Which allows the kids to act more like adults than they have on just about every other drama to date. Blair Waldorf (Leighton Meester) and Serena van der Woodsen (Blake Lively), the best-friends-forever whose rivalry drives the show, are like "Beverly Hills: 90210's" Brenda Walsh and Kelly Taylor on overdrive.

Instead of gabbing in front of their lockers, they dish over drinks at the Plaza Hotel. Instead of spending Friday night at the Peach Pit, they dance on tables at Manhattan hot spot Bungalow 8. Instead of getting into screaming, sobbing fights, they battle with the sort of passive aggressive verbal sparring usually reserved for the boardroom. But they still sleep with each other's boyfriends.

As for the boys, Chuck Bass (Ed Westwick) and Nate Archibald (Chace Crawford) smoke marijuana while strolling though Central Park in their prep school blazers. They talk about "sealing the deal" and using dad's Viagra or mom's Paxil to rev them up or calm their nerves.

"Gossip Girl" isn't all about prescription drugs and partying. As in every coming-of-age drama, things sometimes get sappy. In the pot smoking scene, Chuck and Nate's topic of conversation takes a sharp turn from what drugs go best with sex to whether they'll ever be truly happy, or if they'll end up as superficial and dull as their parents.
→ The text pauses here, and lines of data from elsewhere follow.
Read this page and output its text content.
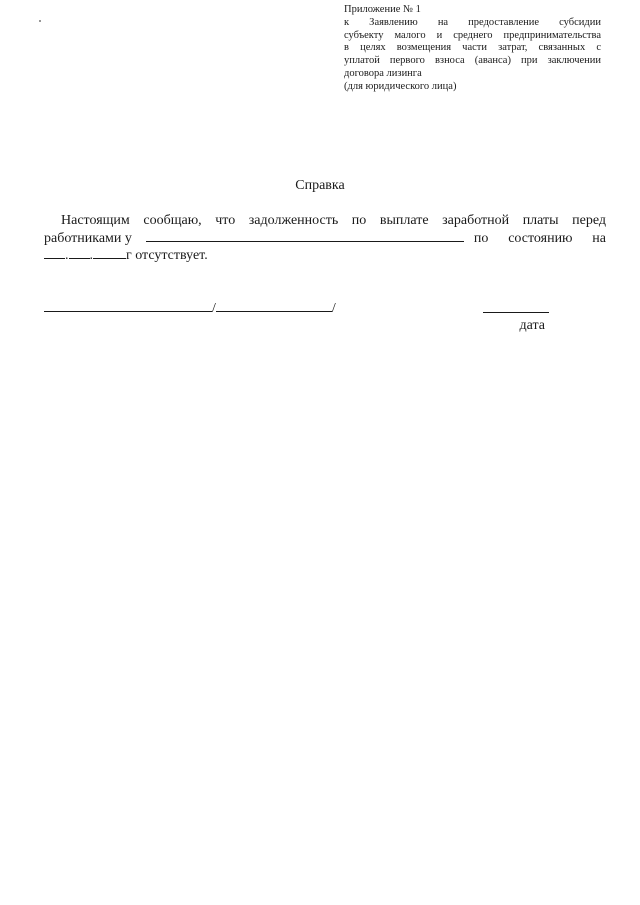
Приложение № 1
к Заявлению на предоставление субсидии
субъекту малого и среднего предпринимательства
в целях возмещения части затрат, связанных с
уплатой первого взноса (аванса) при заключении
договора лизинга
(для юридического лица)
Справка
Настоящим сообщаю, что задолженность по выплате заработной платы перед
работниками у	по состоянию на
. . г отсутствует.
/	/
дата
But "Gossip Girl" provides enough distractions to keep viewers from cringing at its clichés. The show is shot entirely in New York City, with icons like the Metropolitan Museum of Art, the Plaza Hotel, and Henri Bendel playing supporting roles. The fashions are fierce (a former "Sex and the City" stylist picks the outfits) and the music is the latest (chosen by the music supervisor of "Grey's Anatomy" and "The O.C.").

Like "The Hills," MTV's hit reality show about a pretty young blonde partying and dating in glamorous Los Angeles, "Gossip Girl" gives its teen and 20-something audience something to aspire to and obsess about. And in a culture hungry for gossip, that's all it takes to satisfy the appetite.